Yes, in the USA such communities are on every corner... sometimes you also think huh?

Often also in areas where 1000sqm are traded for three oxen and a pickup.
 

11ant

2018-03-25 23:06:58
  • #3
If twenty houses from twenty individual builders still only have seventeen different "faces," I find that additionally incomprehensible and embarrassing.

Building areas like those seen in the opening post, in my opinion, do not have "plots for houses," but "parking spaces for mortgages." After all, you only need to fence the whole thing in if the builders have all gone crazy from the "charm" of the estate.

I can't really remember a mono-pitched roof variant from you (?)
 

haydee

2018-03-26 09:36:36
  • #4
Arifas, like your neighbors with the dirt hole between slope and house, was also recommended to us very often. We could not have built wood studs so directly on the slope; the lower floor would have had to be masonry. The geologist said 50 cm distance between retaining wall and house, in case the slope slips so that someone can still repair the retaining wall.

The house must fit the property and the neighboring buildings. A bungalow on our property would have seemed very strange. 2 floors and a gable roof are not possible between the neighboring buildings and the slope.

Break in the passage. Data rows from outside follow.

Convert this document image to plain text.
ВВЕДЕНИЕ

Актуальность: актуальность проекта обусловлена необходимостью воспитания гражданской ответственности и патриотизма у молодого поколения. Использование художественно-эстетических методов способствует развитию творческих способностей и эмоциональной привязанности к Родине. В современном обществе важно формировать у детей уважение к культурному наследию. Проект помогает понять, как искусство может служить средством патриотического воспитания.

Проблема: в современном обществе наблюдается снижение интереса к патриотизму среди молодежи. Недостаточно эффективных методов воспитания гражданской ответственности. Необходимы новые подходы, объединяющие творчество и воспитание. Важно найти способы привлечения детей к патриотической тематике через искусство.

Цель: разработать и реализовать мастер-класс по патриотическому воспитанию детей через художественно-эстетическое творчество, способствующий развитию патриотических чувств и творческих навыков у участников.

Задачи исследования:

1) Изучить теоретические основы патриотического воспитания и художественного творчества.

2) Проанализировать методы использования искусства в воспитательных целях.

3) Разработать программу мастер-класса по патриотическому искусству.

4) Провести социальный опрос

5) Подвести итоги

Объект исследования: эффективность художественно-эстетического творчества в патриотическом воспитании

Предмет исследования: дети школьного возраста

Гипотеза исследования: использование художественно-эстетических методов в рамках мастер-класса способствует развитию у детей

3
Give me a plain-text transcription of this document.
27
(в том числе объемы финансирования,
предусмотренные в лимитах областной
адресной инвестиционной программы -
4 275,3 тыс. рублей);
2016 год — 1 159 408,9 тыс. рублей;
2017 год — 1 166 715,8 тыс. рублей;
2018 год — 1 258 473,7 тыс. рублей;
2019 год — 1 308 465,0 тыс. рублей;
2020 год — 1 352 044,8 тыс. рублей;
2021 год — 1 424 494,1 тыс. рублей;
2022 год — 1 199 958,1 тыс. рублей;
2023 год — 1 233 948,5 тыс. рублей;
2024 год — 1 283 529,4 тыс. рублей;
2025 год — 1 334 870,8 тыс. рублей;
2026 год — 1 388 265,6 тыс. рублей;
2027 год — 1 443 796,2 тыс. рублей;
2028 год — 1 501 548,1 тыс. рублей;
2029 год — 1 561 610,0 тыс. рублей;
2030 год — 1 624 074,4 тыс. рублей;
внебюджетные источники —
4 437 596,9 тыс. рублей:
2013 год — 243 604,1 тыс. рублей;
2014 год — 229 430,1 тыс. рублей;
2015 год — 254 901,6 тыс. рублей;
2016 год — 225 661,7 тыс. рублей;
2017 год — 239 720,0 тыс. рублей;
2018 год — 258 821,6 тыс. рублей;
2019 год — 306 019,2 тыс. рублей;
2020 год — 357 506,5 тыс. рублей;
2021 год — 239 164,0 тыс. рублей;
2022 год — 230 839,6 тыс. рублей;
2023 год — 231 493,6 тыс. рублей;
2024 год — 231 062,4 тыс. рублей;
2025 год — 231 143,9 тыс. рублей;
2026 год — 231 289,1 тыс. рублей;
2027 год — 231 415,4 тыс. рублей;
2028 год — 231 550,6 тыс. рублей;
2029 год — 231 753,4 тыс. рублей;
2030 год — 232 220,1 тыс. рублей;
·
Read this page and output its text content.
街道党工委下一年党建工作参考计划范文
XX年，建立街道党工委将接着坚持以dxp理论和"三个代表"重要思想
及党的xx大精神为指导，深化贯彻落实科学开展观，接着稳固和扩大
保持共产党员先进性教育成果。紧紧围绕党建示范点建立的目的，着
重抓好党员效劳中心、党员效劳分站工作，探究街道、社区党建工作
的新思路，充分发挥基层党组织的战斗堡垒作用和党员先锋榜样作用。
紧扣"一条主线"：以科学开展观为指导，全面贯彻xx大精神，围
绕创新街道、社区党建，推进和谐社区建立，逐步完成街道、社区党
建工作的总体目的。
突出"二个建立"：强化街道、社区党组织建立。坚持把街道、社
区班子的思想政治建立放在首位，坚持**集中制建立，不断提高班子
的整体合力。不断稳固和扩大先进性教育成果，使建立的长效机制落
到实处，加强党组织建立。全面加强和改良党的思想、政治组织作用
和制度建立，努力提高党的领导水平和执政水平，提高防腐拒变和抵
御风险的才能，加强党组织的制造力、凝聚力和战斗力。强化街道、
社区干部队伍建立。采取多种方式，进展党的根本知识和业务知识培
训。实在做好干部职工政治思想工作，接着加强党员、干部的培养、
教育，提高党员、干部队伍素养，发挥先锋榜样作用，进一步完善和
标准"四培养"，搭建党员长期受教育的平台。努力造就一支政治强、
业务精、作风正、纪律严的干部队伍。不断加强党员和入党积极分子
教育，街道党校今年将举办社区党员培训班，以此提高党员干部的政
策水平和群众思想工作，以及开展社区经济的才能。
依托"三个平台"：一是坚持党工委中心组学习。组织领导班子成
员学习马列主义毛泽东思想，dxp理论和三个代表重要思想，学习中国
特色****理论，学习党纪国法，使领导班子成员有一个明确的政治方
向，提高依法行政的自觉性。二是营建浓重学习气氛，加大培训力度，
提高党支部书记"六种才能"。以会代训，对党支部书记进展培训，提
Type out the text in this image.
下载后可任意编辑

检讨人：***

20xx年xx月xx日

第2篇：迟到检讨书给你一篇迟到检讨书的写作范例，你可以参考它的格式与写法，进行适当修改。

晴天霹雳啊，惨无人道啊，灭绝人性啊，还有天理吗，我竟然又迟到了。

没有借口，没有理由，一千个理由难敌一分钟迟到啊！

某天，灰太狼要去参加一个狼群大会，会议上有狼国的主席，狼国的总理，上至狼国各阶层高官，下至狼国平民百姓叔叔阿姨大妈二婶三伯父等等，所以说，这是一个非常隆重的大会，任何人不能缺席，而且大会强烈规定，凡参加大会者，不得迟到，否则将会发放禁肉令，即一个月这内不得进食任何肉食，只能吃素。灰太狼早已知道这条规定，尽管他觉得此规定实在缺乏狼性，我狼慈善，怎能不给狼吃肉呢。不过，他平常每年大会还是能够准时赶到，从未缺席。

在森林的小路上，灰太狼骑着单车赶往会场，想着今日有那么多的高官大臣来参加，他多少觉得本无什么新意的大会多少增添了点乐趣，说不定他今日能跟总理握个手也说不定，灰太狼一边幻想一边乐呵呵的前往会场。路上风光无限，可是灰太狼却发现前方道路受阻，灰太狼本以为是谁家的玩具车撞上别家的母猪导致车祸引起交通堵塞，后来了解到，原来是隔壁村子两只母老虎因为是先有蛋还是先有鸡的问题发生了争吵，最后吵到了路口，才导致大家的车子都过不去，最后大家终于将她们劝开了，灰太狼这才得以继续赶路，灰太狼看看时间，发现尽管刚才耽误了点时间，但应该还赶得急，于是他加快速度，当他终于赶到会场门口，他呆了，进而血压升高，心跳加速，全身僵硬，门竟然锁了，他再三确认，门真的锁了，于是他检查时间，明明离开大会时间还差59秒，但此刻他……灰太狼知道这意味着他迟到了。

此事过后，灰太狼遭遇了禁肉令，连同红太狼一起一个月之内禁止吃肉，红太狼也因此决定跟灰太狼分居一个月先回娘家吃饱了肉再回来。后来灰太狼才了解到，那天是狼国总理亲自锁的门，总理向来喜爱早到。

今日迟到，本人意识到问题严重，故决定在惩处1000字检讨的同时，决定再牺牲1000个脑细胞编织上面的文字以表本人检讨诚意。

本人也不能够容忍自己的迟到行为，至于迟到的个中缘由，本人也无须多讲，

I praise my property in the middle of the village. Nothing straight, no right angles, no property is rectangular, it is not possible to look from one end of the street to the other. The settlements do remind you of laying hen batteries. I would not have thought the properties are actually so big. Although the garden city settlements from the time before the world war did not look the same, nor the cities in the USA with their blocks.
 

Nordlys

2018-03-26 10:00:06
  • #5
The reference to the garden city of the interwar period is valuable. I think that in 1930 this settlement in Berlin would have been considered exemplary. Garden city meant, compared to Zille’s rental barracks, giving the worker an urban apartment with greenery and light and air. Certainly a progress compared to the 3rd backyard in Wedding. But the misguided idea of that time was also the thinking and feeling in masses. The ideologies of the time were fascism and communism, both understanding humans as masses, the aesthetics of parades, party congresses, Olympiads /Riefenstahl, comrade and you, no difference anymore, no individuality, uniform, that was this time as well, and that was also reflected in the minds of the architects. Only today many feel differently, postmodern individualism. But many, not all, otherwise such settlements and their uniformity would not exist. Thesis: there are again enough well-earning people with the longing for alike to associate with alike. Hundertwasser did not prevail. Karsten
 

11ant

2018-03-27 14:01:18
  • #6
Although the occasional street bends planned today are not really the way to go - better to keep it straight.

At the latest with the term "tree tenant," small-minded local councilors can no longer follow him. A proper German house carries a middle parting.